Carta dos vinte e poucos anos

Te li dizendo que estavas com medo, que não sabias se estavas fazendo a coisa certa, se o desejo de mudança não estaria sendo egoísmo da tua parte. Pensei em te dizer, publicamente, coisas bonitas, esperançosas, coisas que te dessem força, como fazem os bons amigos, ou pelo menos aqueles que te querem bem. Não soube o que dizer. 

Para quem crê é muito fácil falar “vai com Deus, ele te guiará” e coisas do gênero, e pra ti, como também crês, deve ser reconfortante ouvir isso. Mas não posso repetir uma frase assim, seria falso, porque eu não creio, e tudo de que não precisas agora é de falsas promessas. Tampouco, e isso é o pior, não posso te dizer outra coisa que te conforte o coração como queres, porque eu conheço um pouco do que estás passando e conheço um pouco do que vem depois disso. Com as diferenças à parte, claro, eu já tenho alguma experiência em mudanças rumo ao incrivelmente novo e fantasticamente quase-desconhecido e terrivelmente assustador, apesar de excitante. Mas não tenho nenhuma grande sabedoria a compartilhar.

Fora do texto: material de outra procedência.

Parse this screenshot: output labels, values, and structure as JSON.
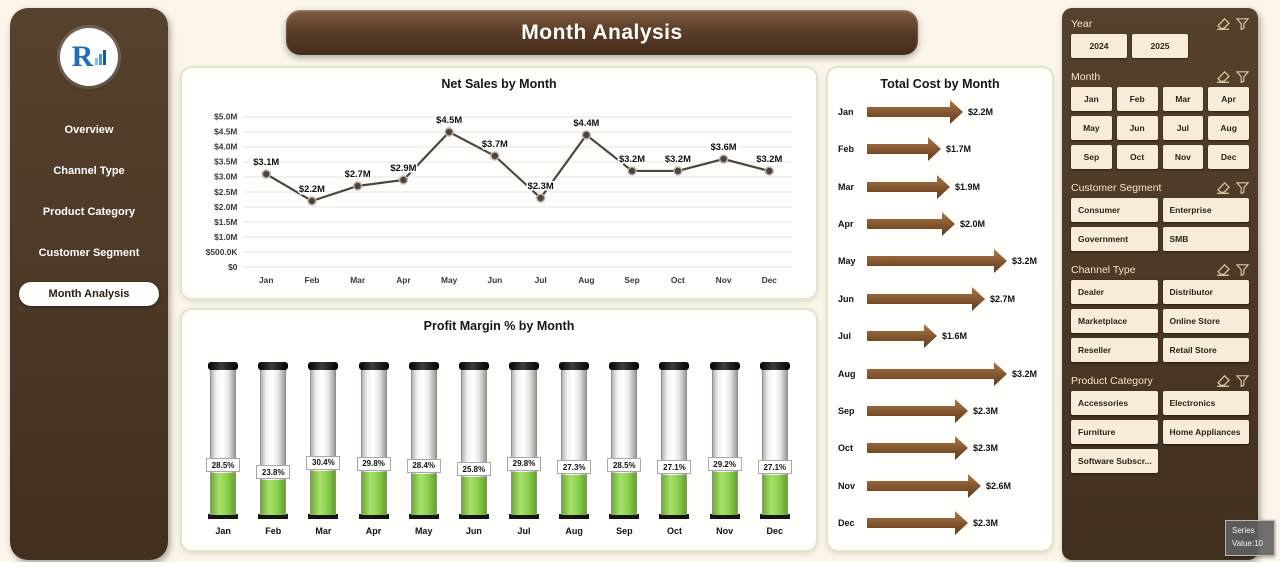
{
  "app": {
    "title": "Month Analysis"
  },
  "sidebar": {
    "logo_text": "R",
    "items": [
      {
        "label": "Overview",
        "active": false
      },
      {
        "label": "Channel Type",
        "active": false
      },
      {
        "label": "Product Category",
        "active": false
      },
      {
        "label": "Customer Segment",
        "active": false
      },
      {
        "label": "Month Analysis",
        "active": true
      }
    ]
  },
  "chart_data": [
    {
      "id": "net-sales",
      "type": "line",
      "title": "Net Sales by Month",
      "categories": [
        "Jan",
        "Feb",
        "Mar",
        "Apr",
        "May",
        "Jun",
        "Jul",
        "Aug",
        "Sep",
        "Oct",
        "Nov",
        "Dec"
      ],
      "values": [
        3.1,
        2.2,
        2.7,
        2.9,
        4.5,
        3.7,
        2.3,
        4.4,
        3.2,
        3.2,
        3.6,
        3.2
      ],
      "labels": [
        "$3.1M",
        "$2.2M",
        "$2.7M",
        "$2.9M",
        "$4.5M",
        "$3.7M",
        "$2.3M",
        "$4.4M",
        "$3.2M",
        "$3.2M",
        "$3.6M",
        "$3.2M"
      ],
      "ylim": [
        0,
        5
      ],
      "y_ticks": [
        "$5.0M",
        "$4.5M",
        "$4.0M",
        "$3.5M",
        "$3.0M",
        "$2.5M",
        "$2.0M",
        "$1.5M",
        "$1.0M",
        "$500.0K",
        "$0"
      ],
      "grid": true,
      "line_color": "#4d443b"
    },
    {
      "id": "profit-margin",
      "type": "bar",
      "title": "Profit Margin % by Month",
      "categories": [
        "Jan",
        "Feb",
        "Mar",
        "Apr",
        "May",
        "Jun",
        "Jul",
        "Aug",
        "Sep",
        "Oct",
        "Nov",
        "Dec"
      ],
      "values": [
        28.5,
        23.8,
        30.4,
        29.8,
        28.4,
        25.8,
        29.8,
        27.3,
        28.5,
        27.1,
        29.2,
        27.1
      ],
      "labels": [
        "28.5%",
        "23.8%",
        "30.4%",
        "29.8%",
        "28.4%",
        "25.8%",
        "29.8%",
        "27.3%",
        "28.5%",
        "27.1%",
        "29.2%",
        "27.1%"
      ],
      "fill_color": "#8fd14f"
    },
    {
      "id": "total-cost",
      "type": "bar",
      "orientation": "horizontal",
      "title": "Total Cost by Month",
      "categories": [
        "Jan",
        "Feb",
        "Mar",
        "Apr",
        "May",
        "Jun",
        "Jul",
        "Aug",
        "Sep",
        "Oct",
        "Nov",
        "Dec"
      ],
      "values": [
        2.2,
        1.7,
        1.9,
        2.0,
        3.2,
        2.7,
        1.6,
        3.2,
        2.3,
        2.3,
        2.6,
        2.3
      ],
      "labels": [
        "$2.2M",
        "$1.7M",
        "$1.9M",
        "$2.0M",
        "$3.2M",
        "$2.7M",
        "$1.6M",
        "$3.2M",
        "$2.3M",
        "$2.3M",
        "$2.6M",
        "$2.3M"
      ],
      "bar_color": "#8a5a31"
    }
  ],
  "filters": {
    "slicers": [
      {
        "id": "year",
        "label": "Year",
        "columns": 3,
        "options": [
          "2024",
          "2025"
        ]
      },
      {
        "id": "month",
        "label": "Month",
        "columns": 4,
        "options": [
          "Jan",
          "Feb",
          "Mar",
          "Apr",
          "May",
          "Jun",
          "Jul",
          "Aug",
          "Sep",
          "Oct",
          "Nov",
          "Dec"
        ]
      },
      {
        "id": "customer-segment",
        "label": "Customer Segment",
        "columns": 2,
        "options": [
          "Consumer",
          "Enterprise",
          "Government",
          "SMB"
        ]
      },
      {
        "id": "channel-type",
        "label": "Channel Type",
        "columns": 2,
        "options": [
          "Dealer",
          "Distributor",
          "Marketplace",
          "Online Store",
          "Reseller",
          "Retail Store"
        ]
      },
      {
        "id": "product-category",
        "label": "Product Category",
        "columns": 2,
        "options": [
          "Accessories",
          "Electronics",
          "Furniture",
          "Home Appliances",
          "Software Subscr..."
        ]
      }
    ]
  },
  "tooltip": {
    "line1": "Series",
    "line2": "Value:10"
  },
  "colors": {
    "panel_brown": "#4b3524",
    "accent_tan": "#d8c79f",
    "fill_green": "#8fd14f",
    "arrow_brown": "#8a5a31",
    "background": "#fbf5ea"
  }
}
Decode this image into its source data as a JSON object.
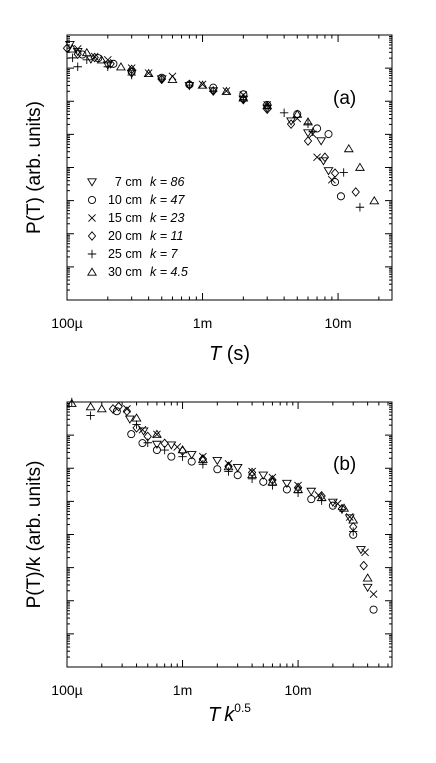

Só posso te dizer que sigas com serenidade, de alma aberta, usando toda a força que a vida te deu pra aguentar os perrengues que inevitavelmente virão. Vais querer chorar mais de uma vez de saudade, e até de arrependimento pela decisão tomada, e o melhor é que chores mesmo. Já temos idade suficiente pra saber que há dores que é melhor não guardar. Pode ser que doa muito algumas vezes, por causa da cultura um tanto diferente, por causa da convivência com novas pessoas, ou pela falta de convivência com elas, mas, principalmente, pela falta das velhas pessoas, por causa do trabalho, ou da falta dele. Provavelmente, vais amar as diferenças no início e depois vais passar a ver defeito em tudo. Mas tu sabes que isso são só impressões que a tua própria alma vai colocando nas coisas, que a gente só consegue julgar bem com uma certa distância. E essa distância, é claro, vai demorar um pouco pra acontecer.

Perguntas se vai dar certo, e tu mesma já sabes a resposta: “Quem sabe?”. Não tem fórmula, e sempre vai ser assim. Pra mim, da distância em que agora me encontro, vejo que sair de casa deu certo em tudo, até no que deu errado em algum ponto. E é isso que desejo que aconteça contigo, mas só vais saber saindo, tentando aquilo que, de alguma forma, sei que sempre tiveste medo de tentar. É preciso fazer teu próprio caminho – por mais clichê que isso seja, parece a palavra mais sábia pra ocasião. E é por isso que não posso compartilhar mais nada, porque cada um faz pra si aquilo que deseja, do modo como acredita, com seus próprios defeitos e qualidades. E por mais amigas que sejamos, estamos longe de sermos muito parecidas nisso tudo.

Pro bem ou pro mal, segue. É melhor tentar o novo do que permanecer na vida que já conheces e não está tão boa, mesmo com tanto remendo já feito.


Da tua amiga-irmã pra todo o sempre.